La acción transcurre durante el mes de octubre de 1941 en el Protectorado de Bohemia y Moravia controlado por los nazis. La misteriosa muerte de un oficial alemán en un café de la Ciudad Vieja de Praga da lugar a que el ocupante tome a unos rehenes para ejecutarlos a los pocos días si el supuesto autor del atentado no se entrega.
Janoschik, uno de los rehenes y miembro de la resistencia, elabora una estrategia para salir temporalmente de su cautiverio y poner así en marcha una conspiración que pondrá en jaque los planes del ocupante nazi.

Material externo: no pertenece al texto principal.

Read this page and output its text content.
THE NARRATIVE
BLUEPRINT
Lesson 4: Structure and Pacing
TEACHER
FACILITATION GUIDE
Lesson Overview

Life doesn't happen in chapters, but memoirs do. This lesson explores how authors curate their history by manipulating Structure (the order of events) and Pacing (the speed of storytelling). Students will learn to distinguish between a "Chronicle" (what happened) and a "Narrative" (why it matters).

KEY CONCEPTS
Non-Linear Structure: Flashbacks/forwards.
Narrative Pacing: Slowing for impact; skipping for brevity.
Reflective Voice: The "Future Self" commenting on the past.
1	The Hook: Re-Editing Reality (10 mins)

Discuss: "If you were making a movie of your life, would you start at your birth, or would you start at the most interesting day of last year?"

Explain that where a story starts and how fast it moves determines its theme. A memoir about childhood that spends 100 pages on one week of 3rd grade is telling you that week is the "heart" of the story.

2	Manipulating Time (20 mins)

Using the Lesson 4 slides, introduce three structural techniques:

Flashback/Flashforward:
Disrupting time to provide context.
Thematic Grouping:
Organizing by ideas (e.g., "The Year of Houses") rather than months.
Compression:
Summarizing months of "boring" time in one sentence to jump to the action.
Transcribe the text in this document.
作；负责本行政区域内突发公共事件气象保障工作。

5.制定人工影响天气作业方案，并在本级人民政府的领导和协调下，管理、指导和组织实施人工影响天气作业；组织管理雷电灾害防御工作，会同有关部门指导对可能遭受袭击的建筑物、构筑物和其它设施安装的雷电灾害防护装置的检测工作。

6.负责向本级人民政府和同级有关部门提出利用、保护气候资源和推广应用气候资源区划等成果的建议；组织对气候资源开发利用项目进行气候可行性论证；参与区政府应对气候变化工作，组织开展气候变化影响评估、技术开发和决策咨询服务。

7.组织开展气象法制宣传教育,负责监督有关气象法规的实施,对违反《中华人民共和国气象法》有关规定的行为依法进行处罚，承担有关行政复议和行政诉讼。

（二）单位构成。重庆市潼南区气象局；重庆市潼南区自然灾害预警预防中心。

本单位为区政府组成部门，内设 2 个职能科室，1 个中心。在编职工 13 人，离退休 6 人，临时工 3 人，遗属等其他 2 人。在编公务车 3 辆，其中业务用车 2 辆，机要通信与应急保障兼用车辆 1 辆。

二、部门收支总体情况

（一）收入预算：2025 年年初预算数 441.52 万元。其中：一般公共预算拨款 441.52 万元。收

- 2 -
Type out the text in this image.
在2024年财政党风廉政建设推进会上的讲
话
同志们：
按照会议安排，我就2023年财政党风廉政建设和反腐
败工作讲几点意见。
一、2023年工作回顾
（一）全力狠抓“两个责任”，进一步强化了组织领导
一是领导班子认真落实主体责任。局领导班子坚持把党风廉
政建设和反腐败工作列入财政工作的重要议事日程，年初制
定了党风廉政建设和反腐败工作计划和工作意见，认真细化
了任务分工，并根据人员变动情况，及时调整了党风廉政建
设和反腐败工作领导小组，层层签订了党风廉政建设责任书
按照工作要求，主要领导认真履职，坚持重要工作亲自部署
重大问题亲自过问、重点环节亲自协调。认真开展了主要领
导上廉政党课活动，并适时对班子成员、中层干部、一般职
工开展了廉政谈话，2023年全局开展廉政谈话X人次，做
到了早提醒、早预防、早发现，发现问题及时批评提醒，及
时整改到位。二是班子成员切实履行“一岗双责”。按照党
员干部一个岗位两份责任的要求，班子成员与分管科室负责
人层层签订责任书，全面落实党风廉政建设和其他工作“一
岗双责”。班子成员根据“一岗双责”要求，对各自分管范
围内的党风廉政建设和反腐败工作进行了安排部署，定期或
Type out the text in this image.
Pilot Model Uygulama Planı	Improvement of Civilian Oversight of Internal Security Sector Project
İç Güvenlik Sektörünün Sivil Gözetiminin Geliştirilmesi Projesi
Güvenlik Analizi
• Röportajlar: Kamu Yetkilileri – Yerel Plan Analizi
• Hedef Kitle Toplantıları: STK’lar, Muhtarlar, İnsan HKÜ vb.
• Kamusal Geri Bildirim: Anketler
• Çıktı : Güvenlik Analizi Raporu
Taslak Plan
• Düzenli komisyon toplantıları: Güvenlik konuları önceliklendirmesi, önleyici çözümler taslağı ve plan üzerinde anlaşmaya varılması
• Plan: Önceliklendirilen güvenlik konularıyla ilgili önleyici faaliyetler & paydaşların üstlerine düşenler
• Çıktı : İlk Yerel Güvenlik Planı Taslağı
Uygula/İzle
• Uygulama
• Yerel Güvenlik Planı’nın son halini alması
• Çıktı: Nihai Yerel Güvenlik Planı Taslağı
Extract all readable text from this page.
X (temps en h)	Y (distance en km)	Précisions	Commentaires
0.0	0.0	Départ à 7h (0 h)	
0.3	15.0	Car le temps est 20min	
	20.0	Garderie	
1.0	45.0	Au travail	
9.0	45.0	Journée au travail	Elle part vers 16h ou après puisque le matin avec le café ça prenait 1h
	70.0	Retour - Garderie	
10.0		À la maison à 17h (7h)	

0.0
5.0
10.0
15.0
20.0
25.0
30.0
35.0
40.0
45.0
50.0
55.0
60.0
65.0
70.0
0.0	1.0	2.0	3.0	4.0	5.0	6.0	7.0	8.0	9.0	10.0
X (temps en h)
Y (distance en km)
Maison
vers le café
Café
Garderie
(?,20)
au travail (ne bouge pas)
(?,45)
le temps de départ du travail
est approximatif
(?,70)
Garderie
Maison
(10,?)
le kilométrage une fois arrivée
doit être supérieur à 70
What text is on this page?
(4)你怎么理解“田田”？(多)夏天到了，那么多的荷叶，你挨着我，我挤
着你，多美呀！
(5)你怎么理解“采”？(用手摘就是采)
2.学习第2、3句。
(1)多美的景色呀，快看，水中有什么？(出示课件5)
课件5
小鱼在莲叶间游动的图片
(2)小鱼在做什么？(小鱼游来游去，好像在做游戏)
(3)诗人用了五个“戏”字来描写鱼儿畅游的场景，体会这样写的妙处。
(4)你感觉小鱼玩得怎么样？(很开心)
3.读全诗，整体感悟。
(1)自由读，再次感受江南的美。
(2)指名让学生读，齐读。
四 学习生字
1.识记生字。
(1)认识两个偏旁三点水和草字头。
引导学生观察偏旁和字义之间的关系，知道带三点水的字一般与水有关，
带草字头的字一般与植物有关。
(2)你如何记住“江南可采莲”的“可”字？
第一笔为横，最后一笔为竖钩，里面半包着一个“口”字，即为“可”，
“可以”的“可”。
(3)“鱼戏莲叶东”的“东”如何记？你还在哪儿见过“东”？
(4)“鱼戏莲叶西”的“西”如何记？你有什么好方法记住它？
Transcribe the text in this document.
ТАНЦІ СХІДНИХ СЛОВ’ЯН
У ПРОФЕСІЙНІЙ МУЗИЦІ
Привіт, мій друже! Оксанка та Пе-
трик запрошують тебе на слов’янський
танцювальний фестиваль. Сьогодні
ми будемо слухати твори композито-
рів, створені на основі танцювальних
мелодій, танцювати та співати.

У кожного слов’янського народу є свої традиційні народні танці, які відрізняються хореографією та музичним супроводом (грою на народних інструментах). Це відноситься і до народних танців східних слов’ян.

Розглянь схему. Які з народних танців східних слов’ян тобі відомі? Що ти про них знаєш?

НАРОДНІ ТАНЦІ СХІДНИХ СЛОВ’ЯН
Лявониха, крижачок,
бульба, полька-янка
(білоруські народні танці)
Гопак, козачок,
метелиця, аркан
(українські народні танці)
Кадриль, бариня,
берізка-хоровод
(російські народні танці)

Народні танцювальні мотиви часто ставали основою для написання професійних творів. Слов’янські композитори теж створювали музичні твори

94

«Janoschik había estado observando los acontecimientos desde su rincón. Desde el momento en que los dos hombres de la Gestapo habían bajado las escaleras y regresado para emitir su informe a Gruber, había esperado oír aquellas palabras clave. Era el momento de darse a conocer»

Opinión Personal:

Al ver la calidad de esta novela uno se queda muy sorprendido y preguntándose por qué llegan con tanto retraso a nuestras librerías joyas literarias como ésta. Y estamos hablando de un best-seller que, como dice en el postfacio su traductora, Cristina García-Tornel, «vio la luz en 1942, durante el exilio del autor en Estados Unidos, bajo el título de Hostages». Por aquel entonces, el autor era todo un escritor novel y la editorial que publicó esta que fue su primera obra lanzó nada menos que una tirada de 25000 ejemplares. El éxito de la misma fue rotundo, pues catorce días después tuvieron que imprimir una tercera edición. Y, claro, Hollywood no tardó en aparecer y la Paramount encargó el rodaje  al director Frank Tuttle. El estreno de la versión cinematográfica se produjo en 1943.

Ya me había ocurrido algo similar con otro éxito como fue Chowrenghee, del escritor bengalí Sankar, publicada bajo el seudónimo de Mani Shankar Mukherji. Esta novela está ambientada en Calcuta. Otra joya literaria que llega a nuestro país medio siglo después, de la mano de la editorial Seix Barral,  pues se publicó en la India en el año 1962.

Rehenes es claramente una novela antinazi como lo era su autor. Está basada en unos hechos reales que ocurrieron en Praga en octubre de 1941. En Praga el amo y señor de la ciudad era Heyndrich, nombrado por Hitler protector de Bohemia y Moravia, que implantó la Ley Marcial e hizo detener a casi toda la intelectualidad checa, ejecutando a cerca de 550 checos en menos de cinco semanas, y al resto los envió a los campos de concentración. También persiguió a la población judía checa y deportó a miles al campo de exterminio de Auschwitz. En Praga dominaba el imperio del terror de la  Wehrmartch.

En la creación de la novela, influyeron mucho en Heym el hecho de haber vivido en Alemania y Checoslovaquia, particularmente durante la primera mitad de la década de 1930 –y haber vivido el nazismo en carne propia– además de que su propio padre fue capturado por la Gestapo, que, aunque logró salir, regresó moralmente aniquilado, sólo para encontrar refugio en la muerte. Heym dedica su novela “A mi padre, que fue un rehén”.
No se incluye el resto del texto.